The Default priority above applies to every check the integration alerts on. To page differently for different sites — wake me for the production VPS, stay quiet for a dev box — give each check a severity instead of running multiple integrations.

Each check has a severity slider under Alert behavior in its settings, from P1 (Critical) to P5 (Minimal). When a check’s severity is anything other than the default P3, it overrides the integration’s Default priority for that check:

Check severityCritical eventsNon-critical events
P1 — CriticalEmergency (2)High (1)
P2 — HighHigh (1)High (1)
P3 — Normal (default)follows the Default priority table abovefollows the table above
P4 — LowLow (-1)Low (-1)
P5 — MinimalLowest (-2)Lowest (-2)

This lets a single Pushover integration page you at Emergency for a P1 outage while a P4/P5 dev site stays below High and never bypasses quiet hours. Recoveries and warnings are still capped at High even on a P1 check — an Emergency notification repeats until you acknowledge it, which you don’t want for a “back up” message.

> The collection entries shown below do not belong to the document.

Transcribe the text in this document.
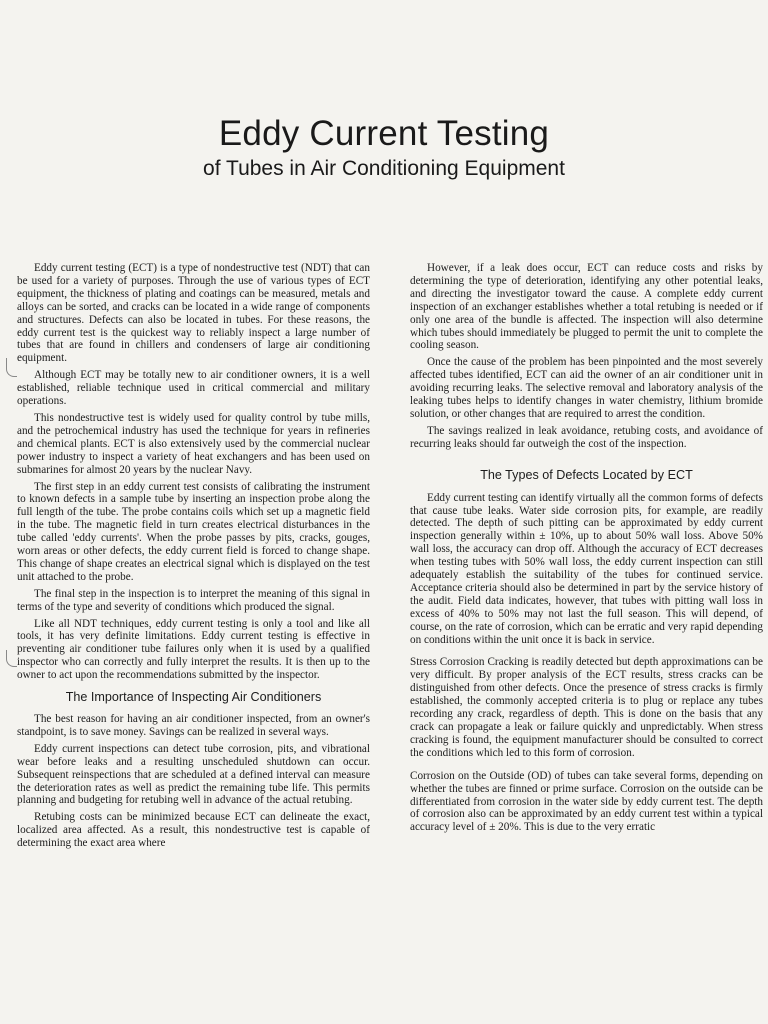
Eddy Current Testing
of Tubes in Air Conditioning Equipment

Eddy current testing (ECT) is a type of nondestructive test (NDT) that can be used for a variety of purposes. Through the use of various types of ECT equipment, the thickness of plating and coatings can be measured, metals and alloys can be sorted, and cracks can be located in a wide range of components and structures. Defects can also be located in tubes. For these reasons, the eddy current test is the quickest way to reliably inspect a large number of tubes that are found in chillers and condensers of large air conditioning equipment.

Although ECT may be totally new to air conditioner owners, it is a well established, reliable technique used in critical commercial and military operations.

This nondestructive test is widely used for quality control by tube mills, and the petrochemical industry has used the technique for years in refineries and chemical plants. ECT is also extensively used by the commercial nuclear power industry to inspect a variety of heat exchangers and has been used on submarines for almost 20 years by the nuclear Navy.

The first step in an eddy current test consists of calibrating the instrument to known defects in a sample tube by inserting an inspection probe along the full length of the tube. The probe contains coils which set up a magnetic field in the tube. The magnetic field in turn creates electrical disturbances in the tube called 'eddy currents'. When the probe passes by pits, cracks, gouges, worn areas or other defects, the eddy current field is forced to change shape. This change of shape creates an electrical signal which is displayed on the test unit attached to the probe.

The final step in the inspection is to interpret the meaning of this signal in terms of the type and severity of conditions which produced the signal.

Like all NDT techniques, eddy current testing is only a tool and like all tools, it has very definite limitations. Eddy current testing is effective in preventing air conditioner tube failures only when it is used by a qualified inspector who can correctly and fully interpret the results. It is then up to the owner to act upon the recommendations submitted by the inspector.

The Importance of Inspecting Air Conditioners

The best reason for having an air conditioner inspected, from an owner's standpoint, is to save money. Savings can be realized in several ways.

Eddy current inspections can detect tube corrosion, pits, and vibrational wear before leaks and a resulting unscheduled shutdown can occur. Subsequent reinspections that are scheduled at a defined interval can measure the deterioration rates as well as predict the remaining tube life. This permits planning and budgeting for retubing well in advance of the actual retubing.

Retubing costs can be minimized because ECT can delineate the exact, localized area affected. As a result, this nondestructive test is capable of determining the exact area where

However, if a leak does occur, ECT can reduce costs and risks by determining the type of deterioration, identifying any other potential leaks, and directing the investigator toward the cause. A complete eddy current inspection of an exchanger establishes whether a total retubing is needed or if only one area of the bundle is affected. The inspection will also determine which tubes should immediately be plugged to permit the unit to complete the cooling season.

Once the cause of the problem has been pinpointed and the most severely affected tubes identified, ECT can aid the owner of an air conditioner unit in avoiding recurring leaks. The selective removal and laboratory analysis of the leaking tubes helps to identify changes in water chemistry, lithium bromide solution, or other changes that are required to arrest the condition.

The savings realized in leak avoidance, retubing costs, and avoidance of recurring leaks should far outweigh the cost of the inspection.

The Types of Defects Located by ECT

Eddy current testing can identify virtually all the common forms of defects that cause tube leaks. Water side corrosion pits, for example, are readily detected. The depth of such pitting can be approximated by eddy current inspection generally within ± 10%, up to about 50% wall loss. Above 50% wall loss, the accuracy can drop off. Although the accuracy of ECT decreases when testing tubes with 50% wall loss, the eddy current inspection can still adequately establish the suitability of the tubes for continued service. Acceptance criteria should also be determined in part by the service history of the audit. Field data indicates, however, that tubes with pitting wall loss in excess of 40% to 50% may not last the full season. This will depend, of course, on the rate of corrosion, which can be erratic and very rapid depending on conditions within the unit once it is back in service.

Stress Corrosion Cracking is readily detected but depth approximations can be very difficult. By proper analysis of the ECT results, stress cracks can be distinguished from other defects. Once the presence of stress cracks is firmly established, the commonly accepted criteria is to plug or replace any tubes recording any crack, regardless of depth. This is done on the basis that any crack can propagate a leak or failure quickly and unpredictably. When stress cracking is found, the equipment manufacturer should be consulted to correct the conditions which led to this form of corrosion.

Corrosion on the Outside (OD) of tubes can take several forms, depending on whether the tubes are finned or prime surface. Corrosion on the outside can be differentiated from corrosion in the water side by eddy current test. The depth of corrosion also can be approximated by an eddy current test within a typical accuracy level of ± 20%. This is due to the very erratic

A check left at P3 (the default for every check) behaves exactly as if severity were never set, so the Default priority mapping above is unchanged for existing checks.

Emergency priority

Pushover emergency notifications repeat at the Retry Interval until you tap acknowledge in the Pushover app, then stop after Retry Expiration seconds whether you acknowledge or not. Both parameters are required by Pushover for priority=2 and exit1.dev sends safe defaults (60s / 3600s) if you leave the fields blank.

Emergency cannot be combined with Time to live — Pushover rejects the request. The form hides the TTL field when Emergency is selected.

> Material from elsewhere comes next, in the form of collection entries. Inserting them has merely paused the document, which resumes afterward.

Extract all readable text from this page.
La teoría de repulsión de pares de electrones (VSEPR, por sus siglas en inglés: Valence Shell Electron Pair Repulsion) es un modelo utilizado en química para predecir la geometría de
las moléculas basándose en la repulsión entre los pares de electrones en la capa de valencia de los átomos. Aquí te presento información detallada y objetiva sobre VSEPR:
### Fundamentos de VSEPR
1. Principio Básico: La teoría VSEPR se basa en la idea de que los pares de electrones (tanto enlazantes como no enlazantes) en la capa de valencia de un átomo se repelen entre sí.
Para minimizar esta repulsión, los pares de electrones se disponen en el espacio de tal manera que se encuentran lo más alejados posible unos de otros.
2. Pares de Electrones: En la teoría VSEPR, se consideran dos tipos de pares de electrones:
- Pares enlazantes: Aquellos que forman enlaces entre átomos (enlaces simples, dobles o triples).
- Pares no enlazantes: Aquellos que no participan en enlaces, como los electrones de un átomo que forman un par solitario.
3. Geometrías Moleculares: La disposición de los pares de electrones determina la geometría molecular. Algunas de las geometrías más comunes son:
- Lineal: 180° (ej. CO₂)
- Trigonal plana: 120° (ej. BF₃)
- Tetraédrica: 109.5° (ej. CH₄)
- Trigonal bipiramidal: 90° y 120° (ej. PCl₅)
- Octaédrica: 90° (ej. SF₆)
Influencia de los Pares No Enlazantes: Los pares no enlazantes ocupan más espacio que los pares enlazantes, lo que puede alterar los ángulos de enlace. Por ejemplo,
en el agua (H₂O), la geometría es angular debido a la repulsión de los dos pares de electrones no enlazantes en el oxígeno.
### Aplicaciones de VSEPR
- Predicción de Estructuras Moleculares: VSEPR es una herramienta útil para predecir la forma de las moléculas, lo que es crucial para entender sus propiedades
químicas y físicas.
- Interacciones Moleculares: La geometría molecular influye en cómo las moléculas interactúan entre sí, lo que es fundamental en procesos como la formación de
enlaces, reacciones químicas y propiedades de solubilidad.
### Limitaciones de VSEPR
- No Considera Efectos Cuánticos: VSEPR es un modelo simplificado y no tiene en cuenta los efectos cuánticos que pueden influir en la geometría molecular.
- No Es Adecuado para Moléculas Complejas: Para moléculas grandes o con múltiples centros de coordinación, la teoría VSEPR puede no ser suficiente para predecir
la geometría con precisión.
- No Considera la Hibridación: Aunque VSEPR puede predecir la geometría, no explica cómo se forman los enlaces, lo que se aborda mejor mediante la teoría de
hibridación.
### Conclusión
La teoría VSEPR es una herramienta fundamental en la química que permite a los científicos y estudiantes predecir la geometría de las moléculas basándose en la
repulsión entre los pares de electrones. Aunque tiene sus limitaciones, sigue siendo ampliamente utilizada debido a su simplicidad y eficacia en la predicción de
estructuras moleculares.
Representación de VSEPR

Time to live (non-Emergency)

If you set a TTL, Pushover auto-deletes the notification from the recipient device after the configured number of seconds. Useful when “the site was down 6 hours ago” is no longer information you care about. Leave blank to keep notifications until the user dismisses them.

Notification format

A typical down notification looks like this on your device:

Production API is DOWN URL: https://api.example.com  Response Time: 8421ms Status Code: 500 Internal Server Error Error: Upstream timed out

Tapping the notification opens the monitored URL in your browser.

Pushover caps the message body at 1024 characters and the title at 250 characters; exit1.dev truncates with an ellipsis when needed.

Managing the integration

Updating credentials

Open the webhook in exit1.dev and re-enter the token, user key, priority, sound, or device. Saving rebuilds the stored endpoint URL.

Disconnecting

Delete the webhook from exit1.dev. To revoke access on Pushover’s side, delete the application from pushover.net/apps .

Troubleshooting

  • Test webhook returns HTTP 400 — Double-check both the API token and user key are exactly 30 characters. Pushover responds with {"status":0,"errors":[...]} describing which field failed.
  • Test webhook returns HTTP 429 — You’ve hit the Pushover monthly message quota (10,000/month on the free tier). Reset is at 00:00 UTC-6 (Central Time) on the 1st of the month.
  • Notifications stop arriving silently — Make sure the Pushover app on your device is signed in and notifications are allowed at the OS level. Pushover also has a 7-day device timeout on the free tier.
  • Wrong sound or device — Sound names are case-sensitive (pushover, not Pushover). Device names must match exactly as shown in your Pushover dashboard.
  • Critical alerts arrive at Normal priority — exit1.dev bumps critical events to High automatically; if you’re seeing them at Normal, check that the webhook is set to a critical event type (e.g. website_down) rather than a warning.

Pricing notes

Pushover is a one-time purchase per platform (~$5 USD for iOS, Android, or desktop) after a 30-day free trial. exit1.dev does not bundle Pushover delivery — you pay Pushover directly. exit1.dev sends one Pushover message per event per configured webhook; the free tier  of 10,000 messages/month per application is more than enough for typical uptime monitoring.